Jean Luc Chimier février 1, 2020 Pas de commentaire

L’importance du compartimentage
Lors d’un incendie, la propagation des fumées toxiques et gaz chauds, provoque des dégâts matériels importants, liés au caractère corrosif et toxique des fumées. Cette propagation est également source de phénomènes d’intoxication pour les personnes (voire
même de décès). Enfin, elle favorise l’extension rapide du feu à l’ensemble d’un bâtiment.
Seul un compartimentage efficace permet de se prémunir contre cette propagation dangereuse : c’est la fonction de la protection passive du bâtiment contre l’incendie.

Un départ de feu peut ainsi, faute de calfeutrement coupe‑feu des passages de câbles et canalisations, provoquer un sinistre majeur, et causer un arrêt durable de l’activité.

La règlementation en matière de calfeurement coupe-feu
Le mode d’action du compartimentage
Pour jouer son rôle, le compartimentage doit assurer une étanchéité aux fumées et gaz chauds, empêcher le transfert thermique rapide d’une pièce à une autre, et assurer une stabilité mécanique du bâtiment. C’est le rôle des systèmes coupe‑feu :
murs, portes, clapets coupe‑feu… et des calfeutrements de pénétrations.
Selon la destination de l’ouvrage, la réglementation prévoit
des calfeutrements coupe‑feu.

Les définitions pare‑flamme (PF) et coupe feu (CF) sont les mêmes dans les 4 types d’établissements et correspondent respectivement aux classifications européennes E (pare‑flamme) et EI (coupe‑feu).
Exemple : EI 120 = CF 2H.
Rappel : les normes européennes en matière de classement coupe‑feu des matériaux
L’arrêté du 22 mars 2004, relatif à la résistance au feu des produits, éléments de construction et ouvrages, adopte les normes européennes d’essai et de classification des matériaux, concernant la
capacité portante (R), l’étanchéité au feu (E) et l’isolation thermique (I).
Les essais de résistance au feu d’un matériau de calfeutrement font l’objet d’un procès‑verbal de classement, qui sera exprimé en minutes (exemple : EI 120) ou en heures (exemple : CF 2H).
S’agissant de ces matériaux de calfeutrement, c’est le Procès‑Verbal de classement, attaché à chaque matériau, délivré par les laboratoires d’essais agréés (CSTB, CTICM, GERBAM), qui atteste des caractéristiques du matériau, en matière de résistance au feu.
Les laboratoires évaluent la résistance au feu du produit : stabilité mécanique, étanchéité aux flammes et gaz chauds, isolation thermique, pour définir son degré coupe‑feu.
Donc avant toute mise en oeuvre d’un matériau, il convient donc de réclamer la copie du PV de classement de résistance au feu du matériau, délivré par un laboratoire agréé.

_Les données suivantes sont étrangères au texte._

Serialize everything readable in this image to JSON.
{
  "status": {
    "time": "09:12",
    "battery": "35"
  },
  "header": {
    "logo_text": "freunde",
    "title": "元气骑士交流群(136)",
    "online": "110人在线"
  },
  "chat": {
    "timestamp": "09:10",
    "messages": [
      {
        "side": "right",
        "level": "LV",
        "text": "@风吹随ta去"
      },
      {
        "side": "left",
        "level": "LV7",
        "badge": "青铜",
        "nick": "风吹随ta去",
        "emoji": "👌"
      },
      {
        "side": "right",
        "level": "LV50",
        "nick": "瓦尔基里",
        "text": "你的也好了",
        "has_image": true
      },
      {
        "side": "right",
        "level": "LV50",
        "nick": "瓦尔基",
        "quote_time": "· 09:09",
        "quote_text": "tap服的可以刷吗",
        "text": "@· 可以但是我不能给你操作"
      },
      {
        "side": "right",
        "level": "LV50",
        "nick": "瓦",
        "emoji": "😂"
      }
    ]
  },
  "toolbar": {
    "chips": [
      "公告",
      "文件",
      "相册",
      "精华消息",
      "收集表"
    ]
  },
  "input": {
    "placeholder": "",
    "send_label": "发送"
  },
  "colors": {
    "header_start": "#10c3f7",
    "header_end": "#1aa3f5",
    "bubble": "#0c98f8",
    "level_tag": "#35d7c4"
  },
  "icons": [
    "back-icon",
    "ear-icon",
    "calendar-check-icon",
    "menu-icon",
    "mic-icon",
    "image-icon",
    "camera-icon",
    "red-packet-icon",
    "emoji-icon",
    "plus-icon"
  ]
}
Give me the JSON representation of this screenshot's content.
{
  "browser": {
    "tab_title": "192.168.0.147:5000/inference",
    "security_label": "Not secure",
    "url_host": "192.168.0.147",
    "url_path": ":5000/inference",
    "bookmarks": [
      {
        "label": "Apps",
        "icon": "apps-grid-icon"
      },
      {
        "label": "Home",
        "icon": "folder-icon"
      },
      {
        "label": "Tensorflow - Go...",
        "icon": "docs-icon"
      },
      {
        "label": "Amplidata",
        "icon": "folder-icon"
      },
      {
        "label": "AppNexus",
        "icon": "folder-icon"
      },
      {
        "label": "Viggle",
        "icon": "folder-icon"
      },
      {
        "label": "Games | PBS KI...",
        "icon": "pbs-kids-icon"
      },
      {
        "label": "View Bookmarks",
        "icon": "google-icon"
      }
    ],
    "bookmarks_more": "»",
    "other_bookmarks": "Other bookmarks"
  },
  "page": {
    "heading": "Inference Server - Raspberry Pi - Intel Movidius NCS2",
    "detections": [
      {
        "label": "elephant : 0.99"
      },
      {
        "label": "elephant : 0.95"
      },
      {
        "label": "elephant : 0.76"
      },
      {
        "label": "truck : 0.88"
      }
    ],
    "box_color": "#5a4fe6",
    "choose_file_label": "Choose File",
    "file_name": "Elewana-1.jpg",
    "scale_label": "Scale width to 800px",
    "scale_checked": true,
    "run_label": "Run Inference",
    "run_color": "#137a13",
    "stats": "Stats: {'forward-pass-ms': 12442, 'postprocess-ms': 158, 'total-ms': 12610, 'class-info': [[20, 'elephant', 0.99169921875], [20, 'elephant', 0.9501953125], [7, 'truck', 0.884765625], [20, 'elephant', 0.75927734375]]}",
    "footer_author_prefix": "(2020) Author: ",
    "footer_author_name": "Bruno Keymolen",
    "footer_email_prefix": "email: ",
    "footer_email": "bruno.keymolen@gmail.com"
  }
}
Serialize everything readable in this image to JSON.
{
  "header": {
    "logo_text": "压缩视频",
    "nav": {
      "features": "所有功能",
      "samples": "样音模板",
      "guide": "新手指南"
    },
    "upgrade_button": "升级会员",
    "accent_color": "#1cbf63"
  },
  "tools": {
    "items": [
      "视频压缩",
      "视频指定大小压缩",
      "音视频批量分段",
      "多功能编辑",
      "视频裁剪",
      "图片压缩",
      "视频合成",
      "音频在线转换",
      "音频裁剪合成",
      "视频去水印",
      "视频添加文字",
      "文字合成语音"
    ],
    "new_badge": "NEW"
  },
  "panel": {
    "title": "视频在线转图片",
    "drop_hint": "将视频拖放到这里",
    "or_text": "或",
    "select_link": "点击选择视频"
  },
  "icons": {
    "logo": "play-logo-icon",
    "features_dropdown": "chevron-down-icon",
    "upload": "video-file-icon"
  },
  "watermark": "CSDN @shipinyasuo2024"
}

Le choix de la technique de calfeutrement
Ce choix sera orienté en fonction de plusieurs caractéristiques, liées
au type de bâtiment et de traversée à calfeutrer, et notamment :
• nature du matériau de support : béton, bardage, maçonnerie…
Le matériau retenu devra avoir été testé pour le type de support
concerné,
• dimension de l’ouverture à calfeutrer,
• type de matériels traversants (tuyaux PVC, tuyau métallique, câbles…) :
il faudra pour un tuyau PVC, que le matériau retenu prenne la place
du tuyau plastique fondu afin de fermer l’ouverture libre ; pour un
tuyau métallique, le problème est de limiter la transmission de chaleur par le tube,
• calfeutrement provisoire ou définitif : pour les cas où il est prévu de réintervenir, l’utilisation de dispositifs tels que les sacs, briques ou bouchons coupe‑feu est préférable…

Les règles à respecter
• La configuration testée devra correspondre à la configuration
d’utilisation du matériau de calfeutrement telle que prévue dans le PV de classement :
dimensions de l’ouverture à protéger, nature des éléments traversants, support traversé…,
• les matériaux utilisés doivent présenter une résistance au feu
au moins égale à celle du mur traversé (voir le procès‑verbal de
résistance au feu du matériau),
• la pose du produit devra être réalisée conformément aux fiches
techniques produits rédigées par le fabricant, et selon le « Guide
Professionnel de mise en oeuvre des systèmes de calfeutrement
de pénétration » approuvé par le GTFI (Groupement Technique
Français contre l’incendie),
• la trémie calfeutrée doit être marquée à l’aide d’une étiquette
mentionnant la qualité coupe‑feu, et les coordonnées de l’entreprise ayant réalisé l’obturation.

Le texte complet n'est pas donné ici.